La Tunisie a franchi une nouvelle étape dans le renforcement de son dispositif de sécurité sanitaire. La Direction générale des services vétérinaires (DGSV) a réuni mercredi ses principaux partenaires scientifiques pour définir une feuille de route en vue de l’accréditation des laboratoires de santé animale, une démarche cruciale pour faire face aux risques pandémiques.

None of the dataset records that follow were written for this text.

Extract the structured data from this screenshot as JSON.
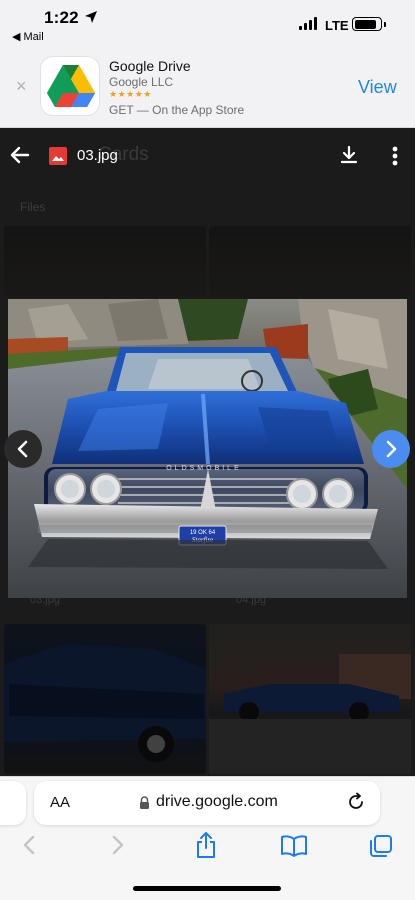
{
  "status_bar": {
    "time": "1:22",
    "back_app": "Mail",
    "network": "LTE"
  },
  "app_banner": {
    "app_name": "Google Drive",
    "developer": "Google LLC",
    "stars": "★★★★★",
    "cta_text": "GET — On the App Store",
    "view_label": "View",
    "close_symbol": "×"
  },
  "viewer": {
    "file_name": "03.jpg",
    "background_title": "Cards",
    "background_section": "Files",
    "background_labels": [
      "03.jpg",
      "04.jpg"
    ]
  },
  "photo": {
    "plate_top": "19 OK 64",
    "plate_bottom": "Starfire",
    "badge": "OLDSMOBILE"
  },
  "safari": {
    "aa_label": "AA",
    "url": "drive.google.com"
  },
  "icons": {
    "back": "back-arrow-icon",
    "image_file": "image-file-icon",
    "download": "download-icon",
    "more": "more-vertical-icon",
    "prev": "chevron-left-icon",
    "next": "chevron-right-icon",
    "share": "share-icon",
    "bookmarks": "book-icon",
    "tabs": "tabs-icon"
  },
  "colors": {
    "accent": "#1e88e5",
    "next_button": "#4a8cf0",
    "file_icon": "#e53935"
  }
}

Cette réunion stratégique, tenue au siège de la DGSV à Tunis, s’inscrit dans le cadre du projet Pandemic Fund, avec le soutien de l’Organisation des Nations Unies pour l’alimentation et l’agriculture (FAO). Les travaux ont permis d’établir une liste prioritaire des pathogènes animaux pour lesquels les techniques de diagnostic et de dépistage seront progressivement accréditées au sein des laboratoires nationaux.
Dans une publication sur les canaux officiels de la DGSV, l’initiative, qui s’appuie sur des acquis scientifiques existants et sur les programmes de coopération, a réuni les acteurs clés de la recherche et de la surveillance vétérinaire en Tunisie, à savoir l’Institut de la recherche vétérinaire de Tunisie (IRVT), l’École nationale de médecine vétérinaire de Tunisie (ENMV) et le Centre national de veille zoosanitaire (CNVZ).
Cette démarche d’accréditation s’inscrit dans la stratégie des services vétérinaires à l’horizon 2030 et dans l’approche intégrée “Une seule santé” (One Health). L’objectif est de renforcer les capacités nationales de surveillance, de détection précoce et de réponse rapide face aux événements sanitaires à potentiel pandémique, en garantissant la fiabilité et la reconnaissance internationale des diagnostics effectués en Tunisie.